25 fevereiro 2024

Chanchada italiana na discoteca com John Travolta e Cicciolina?

John Travolto... da un insolito destino (1979) 

No drama chileno Tony Manero (2008), dirigido e escrito por Pablo Larraín, Raúl Peralta (Alfredo Castro), um homem de 50 e poucos anos, é fascinado por Tony Manero, o icônico personagem interpretado por John Travolta em Os Embalos de Sábado à Noite (Saturday Night Fever, 1977). A história se passa em 1978, quando Os Embalos e a febre das discotecas estavam no auge. A obsessão de Raúl é tamanha que ele pretende vencer, a qualquer custo, um concurso de imitadores de Travolta na TV. E isso o leva também a revelar seu lado psicopata.

É verdade que essa incursão pouco usual no universo do personagem de John Travolta ganhou contornos bem sombrios no longa chileno. Em nada remete ao clima colorido e dançante de Os Embalos de Sábado à Noite, que John Badham dirigira três décadas antes.

Mas lá no final da década de 1970, quando a moda das discotecas dominava os quatro cantos do planeta e John Travolta era o ídolo máximo, todos queriam ser um pouco Travolta. Os homens o imitavam e as mulheres o cobiçavam. Vários filmes tentavam pegar carona na onda das discotecas e no sucesso de Os Embalos.


A edição da revista Veja de 30 de agosto de 1978 trazia uma extensa matéria, de quatro páginas, sobre a “ travoltecamania”:


(...) À semelhança do enredo do filme [Os Embalos de Sábado à Noite] — onde John Travolta vive um balconista suburbano transformado em rei quando entra na pista de dança para dançar —, organizam-se concursos de dança com prêmios tão valiosos como viagens à Europa ou reluzentes automóveis. (...) A febre atingiu tal temperatura que até o poeta Carlos Drummond de Andrade dedicou-lhe uma crônica, na terça-feira da semana passada. Mas, afinal, de que maneira o vírus da “Travolteca” (como prefere chamar Drummond) se instaurou no organismo da juventude? (Joaquim Ferreira dos Santos e Luiz Henrique Fruet)


Anúncio da revista Dancin' Days (O Globo, 6 de agosto de 1978)

Um filme italiano de 1979, no entanto, foi às últimas consequências e arranjou um ator que fisicamente lembrava muito o Travolta original daquela época. O enredo da comédia era o mais simplório possível: o tímido e desajeitado Gianni (Giuseppe Spezia) trabalha como cozinheiro em um hotel bacana. Ele passa seu tempo livre na discoteca local (chamada, não por acaso, de John's Fever), olhando de longe a DJ do clube, Illona (Ilona Staller), por quem tem uma paixão platônica.

Os amigos do rapaz (que também são seus colegas de trabalho no hotel) só pensam em se requebrar na discoteca e querem que ele deixe de ser tão medroso e se apresente a Ilona.

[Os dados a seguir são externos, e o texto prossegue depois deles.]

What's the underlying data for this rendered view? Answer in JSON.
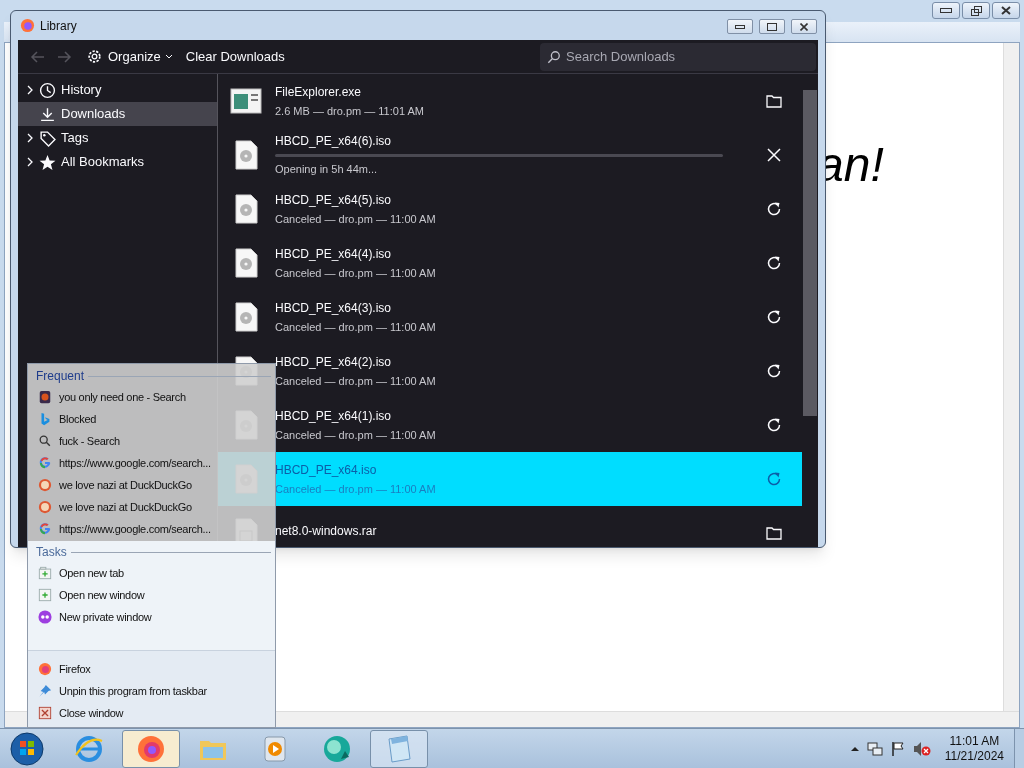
{
  "notepad": {
    "text": "an!"
  },
  "library": {
    "title": "Library",
    "nav": {
      "disabled": true
    },
    "organize": "Organize",
    "clear": "Clear Downloads",
    "search_placeholder": "Search Downloads",
    "sidebar": [
      {
        "label": "History",
        "expandable": true,
        "selected": false
      },
      {
        "label": "Downloads",
        "expandable": false,
        "selected": true
      },
      {
        "label": "Tags",
        "expandable": true,
        "selected": false
      },
      {
        "label": "All Bookmarks",
        "expandable": true,
        "selected": false
      }
    ],
    "downloads": [
      {
        "name": "FileExplorer.exe",
        "status": "2.6 MB — dro.pm — 11:01 AM",
        "kind": "program",
        "in_progress": false,
        "canceled": false,
        "selected": false
      },
      {
        "name": "HBCD_PE_x64(6).iso",
        "status": "Opening in 5h 44m...",
        "kind": "disc",
        "in_progress": true,
        "level": 0,
        "selected": false
      },
      {
        "name": "HBCD_PE_x64(5).iso",
        "status": "Canceled — dro.pm — 11:00 AM",
        "kind": "disc",
        "in_progress": false,
        "canceled": true,
        "selected": false
      },
      {
        "name": "HBCD_PE_x64(4).iso",
        "status": "Canceled — dro.pm — 11:00 AM",
        "kind": "disc",
        "in_progress": false,
        "canceled": true,
        "selected": false
      },
      {
        "name": "HBCD_PE_x64(3).iso",
        "status": "Canceled — dro.pm — 11:00 AM",
        "kind": "disc",
        "in_progress": false,
        "canceled": true,
        "selected": false
      },
      {
        "name": "HBCD_PE_x64(2).iso",
        "status": "Canceled — dro.pm — 11:00 AM",
        "kind": "disc",
        "in_progress": false,
        "canceled": true,
        "selected": false
      },
      {
        "name": "HBCD_PE_x64(1).iso",
        "status": "Canceled — dro.pm — 11:00 AM",
        "kind": "disc",
        "in_progress": false,
        "canceled": true,
        "selected": false
      },
      {
        "name": "HBCD_PE_x64.iso",
        "status": "Canceled — dro.pm — 11:00 AM",
        "kind": "disc",
        "in_progress": false,
        "canceled": true,
        "selected": true
      },
      {
        "name": "net8.0-windows.rar",
        "kind": "archive",
        "in_progress": false,
        "canceled": false,
        "selected": false
      }
    ]
  },
  "jump_list": {
    "frequent_header": "Frequent",
    "frequent": [
      {
        "label": "you only need one - Search",
        "kind": "thumb"
      },
      {
        "label": "Blocked",
        "kind": "bing"
      },
      {
        "label": "fuck - Search",
        "kind": "search"
      },
      {
        "label": "https://www.google.com/search...",
        "kind": "google"
      },
      {
        "label": "we love nazi at DuckDuckGo",
        "kind": "duck"
      },
      {
        "label": "we love nazi at DuckDuckGo",
        "kind": "duck"
      },
      {
        "label": "https://www.google.com/search...",
        "kind": "google"
      }
    ],
    "tasks_header": "Tasks",
    "tasks": [
      {
        "label": "Open new tab",
        "kind": "tab"
      },
      {
        "label": "Open new window",
        "kind": "window"
      },
      {
        "label": "New private window",
        "kind": "private"
      }
    ],
    "app": [
      {
        "label": "Firefox",
        "kind": "firefox"
      },
      {
        "label": "Unpin this program from taskbar",
        "kind": "pin"
      },
      {
        "label": "Close window",
        "kind": "close"
      }
    ]
  },
  "taskbar": {
    "apps": [
      {
        "kind": "ie",
        "selected": false,
        "running": false
      },
      {
        "kind": "firefox",
        "selected": true,
        "running": true
      },
      {
        "kind": "folder",
        "selected": false,
        "running": false
      },
      {
        "kind": "media",
        "selected": false,
        "running": false
      },
      {
        "kind": "sphere",
        "selected": false,
        "running": false
      },
      {
        "kind": "notepad",
        "selected": false,
        "running": true
      }
    ],
    "time": "11:01 AM",
    "date": "11/21/2024"
  }
}
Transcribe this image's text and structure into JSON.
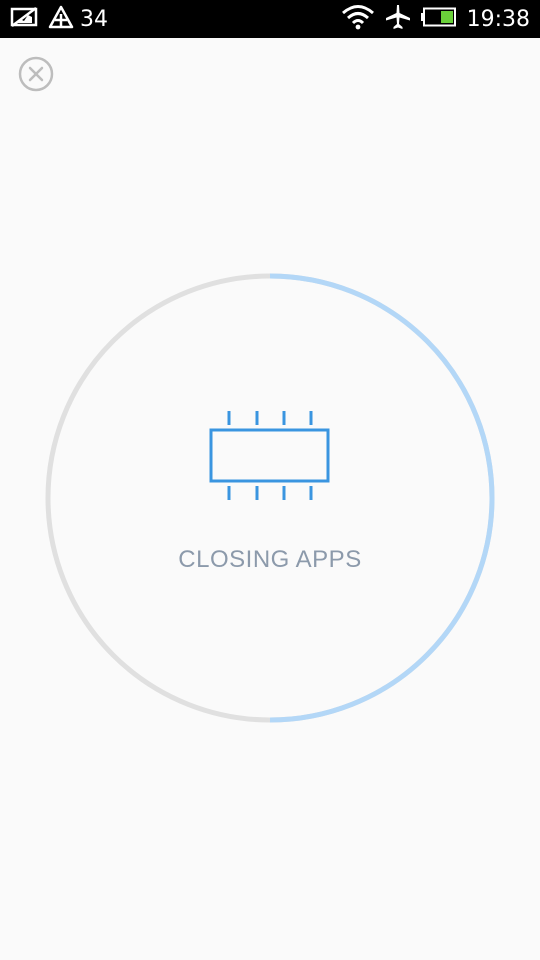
{
  "status_bar": {
    "left_icons": [
      "no-sim-icon",
      "drive-mode-icon"
    ],
    "notification_count": "34",
    "right_icons": [
      "wifi-icon",
      "airplane-mode-icon",
      "battery-icon"
    ],
    "time": "19:38"
  },
  "screen": {
    "close_icon": "close-icon",
    "center_icon": "memory-chip-icon",
    "status_label": "CLOSING APPS",
    "progress": 0.5
  },
  "colors": {
    "accent": "#3a95e0",
    "progress_track": "#e0e0e0",
    "progress_fill": "#b3d7f7",
    "label": "#8c9aab",
    "close_icon": "#bdbdbd",
    "battery_fill": "#6ad13a",
    "background": "#fafafa"
  }
}
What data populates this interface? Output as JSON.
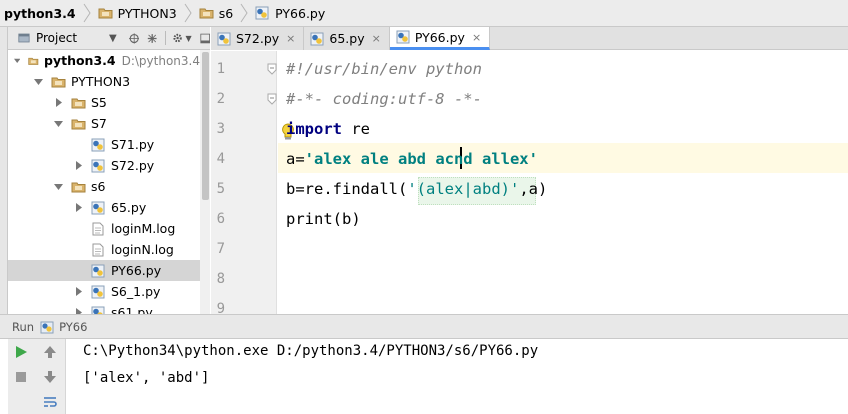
{
  "breadcrumb": [
    {
      "label": "python3.4",
      "bold": true
    },
    {
      "label": "PYTHON3",
      "bold": false
    },
    {
      "label": "s6",
      "bold": false
    },
    {
      "label": "PY66.py",
      "bold": false
    }
  ],
  "project_panel": {
    "title": "Project",
    "tree": [
      {
        "label": "python3.4",
        "sub": "D:\\python3.4",
        "kind": "folder",
        "depth": 0,
        "state": "open",
        "bold": true
      },
      {
        "label": "PYTHON3",
        "kind": "folder",
        "depth": 1,
        "state": "open"
      },
      {
        "label": "S5",
        "kind": "folder",
        "depth": 2,
        "state": "closed"
      },
      {
        "label": "S7",
        "kind": "folder",
        "depth": 2,
        "state": "open"
      },
      {
        "label": "S71.py",
        "kind": "py",
        "depth": 3,
        "state": "none"
      },
      {
        "label": "S72.py",
        "kind": "py",
        "depth": 3,
        "state": "closed"
      },
      {
        "label": "s6",
        "kind": "folder",
        "depth": 2,
        "state": "open"
      },
      {
        "label": "65.py",
        "kind": "py",
        "depth": 3,
        "state": "closed"
      },
      {
        "label": "loginM.log",
        "kind": "log",
        "depth": 3,
        "state": "none"
      },
      {
        "label": "loginN.log",
        "kind": "log",
        "depth": 3,
        "state": "none"
      },
      {
        "label": "PY66.py",
        "kind": "py",
        "depth": 3,
        "state": "none",
        "selected": true
      },
      {
        "label": "S6_1.py",
        "kind": "py",
        "depth": 3,
        "state": "closed"
      },
      {
        "label": "s61.py",
        "kind": "py",
        "depth": 3,
        "state": "closed"
      }
    ]
  },
  "tabs": [
    {
      "label": "S72.py",
      "active": false
    },
    {
      "label": "65.py",
      "active": false
    },
    {
      "label": "PY66.py",
      "active": true
    }
  ],
  "editor": {
    "line_numbers": [
      "1",
      "2",
      "3",
      "4",
      "5",
      "6",
      "7",
      "8",
      "9"
    ],
    "lines": [
      [
        {
          "t": "#!/usr/bin/env python",
          "c": "cm"
        }
      ],
      [
        {
          "t": "#-*- coding:utf-8 -*-",
          "c": "cm"
        }
      ],
      [
        {
          "t": "import",
          "c": "kw"
        },
        {
          "t": " re",
          "c": ""
        }
      ],
      [
        {
          "t": "a=",
          "c": ""
        },
        {
          "t": "'alex ale abd acnd allex'",
          "c": "st"
        }
      ],
      [
        {
          "t": "b=re.findall(",
          "c": ""
        },
        {
          "t": "'(alex|abd)'",
          "c": "stn"
        },
        {
          "t": ",a)",
          "c": ""
        }
      ],
      [
        {
          "t": "print",
          "c": ""
        },
        {
          "t": "(b)",
          "c": ""
        }
      ]
    ]
  },
  "run_panel": {
    "label": "Run",
    "config": "PY66",
    "output": [
      "C:\\Python34\\python.exe D:/python3.4/PYTHON3/s6/PY66.py",
      "['alex', 'abd']"
    ]
  },
  "colors": {
    "accent": "#4a8ff0",
    "selection": "#d5d5d5",
    "current_line": "#fffae3",
    "run_green": "#3ea84a"
  }
}
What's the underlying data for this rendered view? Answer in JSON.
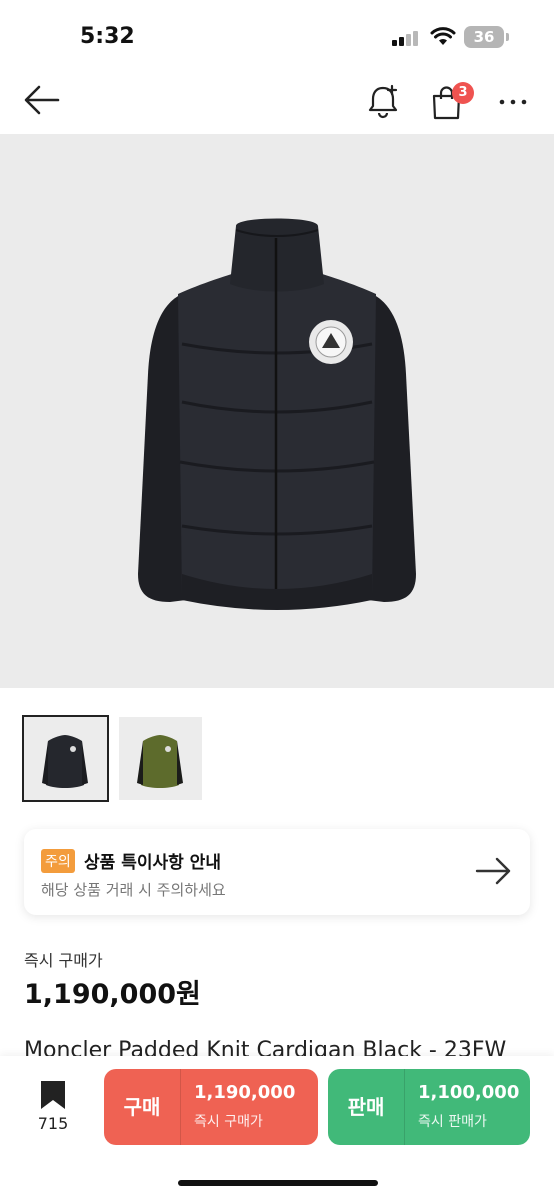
{
  "status": {
    "time": "5:32",
    "battery": "36"
  },
  "nav": {
    "cart_count": "3"
  },
  "product": {
    "images": [
      {
        "alt": "black"
      },
      {
        "alt": "olive"
      }
    ],
    "notice": {
      "tag": "주의",
      "title": "상품 특이사항 안내",
      "subtitle": "해당 상품 거래 시 주의하세요"
    },
    "price_label": "즉시 구매가",
    "price": "1,190,000원",
    "name": "Moncler Padded Knit Cardigan Black - 23FW"
  },
  "bottom": {
    "bookmark_count": "715",
    "buy": {
      "label": "구매",
      "amount": "1,190,000",
      "sub": "즉시 구매가"
    },
    "sell": {
      "label": "판매",
      "amount": "1,100,000",
      "sub": "즉시 판매가"
    }
  },
  "colors": {
    "buy": "#ef6253",
    "sell": "#41b979",
    "badge": "#ef5350",
    "tag": "#f39c3c"
  }
}
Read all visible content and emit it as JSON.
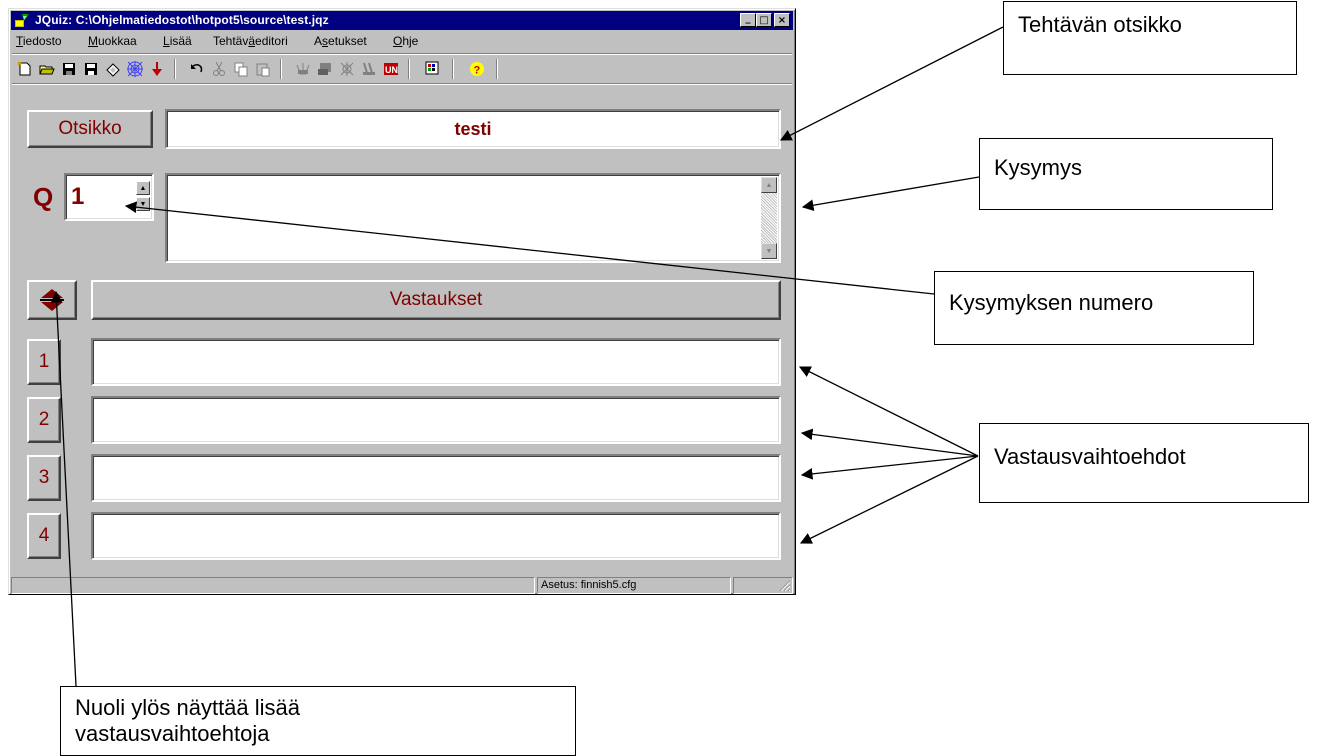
{
  "window": {
    "title": "JQuiz: C:\\Ohjelmatiedostot\\hotpot5\\source\\test.jqz",
    "controls": {
      "minimize": "_",
      "maximize": "□",
      "close": "×"
    }
  },
  "menu": {
    "items": [
      {
        "pre": "",
        "key": "T",
        "post": "iedosto"
      },
      {
        "pre": "",
        "key": "M",
        "post": "uokkaa"
      },
      {
        "pre": "",
        "key": "L",
        "post": "isää"
      },
      {
        "pre": "Tehtäv",
        "key": "ä",
        "post": "editori"
      },
      {
        "pre": "A",
        "key": "s",
        "post": "etukset"
      },
      {
        "pre": "",
        "key": "O",
        "post": "hje"
      }
    ]
  },
  "toolbar": {
    "icons": [
      "new-file-icon",
      "open-folder-icon",
      "save-icon",
      "save-as-icon",
      "eraser-icon",
      "web-icon",
      "export-arrow-icon",
      "undo-icon",
      "cut-icon",
      "copy-icon",
      "paste-icon",
      "web-publish-icon",
      "media-icon",
      "web-config-icon",
      "hotpot-icon",
      "unicode-icon",
      "config-palette-icon",
      "help-icon"
    ]
  },
  "form": {
    "title_button": "Otsikko",
    "title_value": "testi",
    "q_label": "Q",
    "question_number": "1",
    "question_text": "",
    "answers_header": "Vastaukset",
    "answers": [
      {
        "label": "1",
        "value": ""
      },
      {
        "label": "2",
        "value": ""
      },
      {
        "label": "3",
        "value": ""
      },
      {
        "label": "4",
        "value": ""
      }
    ]
  },
  "status": {
    "config": "Asetus: finnish5.cfg"
  },
  "annotations": {
    "title": "Tehtävän otsikko",
    "question": "Kysymys",
    "question_number": "Kysymyksen numero",
    "answer_options": "Vastausvaihtoehdot",
    "up_arrow_line1": "Nuoli ylös näyttää lisää",
    "up_arrow_line2": "vastausvaihtoehtoja"
  }
}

Mas sua timidez e total falta de jeito na pista de dança o impedem.




Um dia, ao fazerem uma piada e desenharem bigode e óculos em um pôster do John Travolta, os amigos galhofeiros de Gianni percebem que ele é simplesmente a cara de John Travolta, apesar do bigode e do visual careta. A partir disso, empreendem uma força-tarefa para deixar Gianni (o equivalente italiano de “Johnny”) descolado e ainda mais parecido com John Travolta.







Mas a turma não se contenta só com isso: quer que Gianni aprenda a dançar e participe de um concurso de dança na discoteca, para impressionar Ilona e se declarar a ela. Mas será que aquele sujeito totalmente desengonçado vai conseguir tal proeza?





Esta paródia de Os Embalos de Sábado à Noite (Saturday Night Fever, 1977), escrita por Neri Parenti, foi também sua estreia como diretor. Na Itália ele é mais conhecido como diretor de cinepanettone (filmes de comédia exibidos na época do Natal).




O título original do filme em italiano — John Travolto... da un insolito destino [John Travolto... por um destino insólito] — é uma brincadeira com o nome de outro filme italiano, Travolti da un insolito destino nell'azzurro mare d'agosto (1974), de Lina Wertmüller, que poderia ser traduzido como “levada por um destino insólito no mar azul de agosto”. No Brasil, ficou Por um Destino Insólito. Ganhou remake estrelado por Madonna em 2002, Swept Away, que aqui foi Destino Insólito.


Curiosidade: em italiano, travolta é o particípio passado do verbo travolgere, que pode significar "rolar", "deslizar" e "atropelar", mas também tem sentido figurado de "ser arrebatado", "varrido", "impressionado". Além disso, travolta é feminino e singular, enquanto sua forma masculina é travolto.

Digressões à parte, a palavra insólito do título se aplica bem a este filme com ares de chanchada na discoteca. Lançado em maio de 1979 — apenas um ano e meio depois da estreia de Os Embalos de Sábado à Noite — caiu rapidamente no esquecimento, com a ressaca deixada pela disco music, que culminou em seu repúdio, iniciado na segunda metade de 1979. (Mas lá na Itália a disco music ainda teve uma sobrevida que durou até o começo dos anos 1980, embora no resto do mundo já fosse uma “onda passada”.)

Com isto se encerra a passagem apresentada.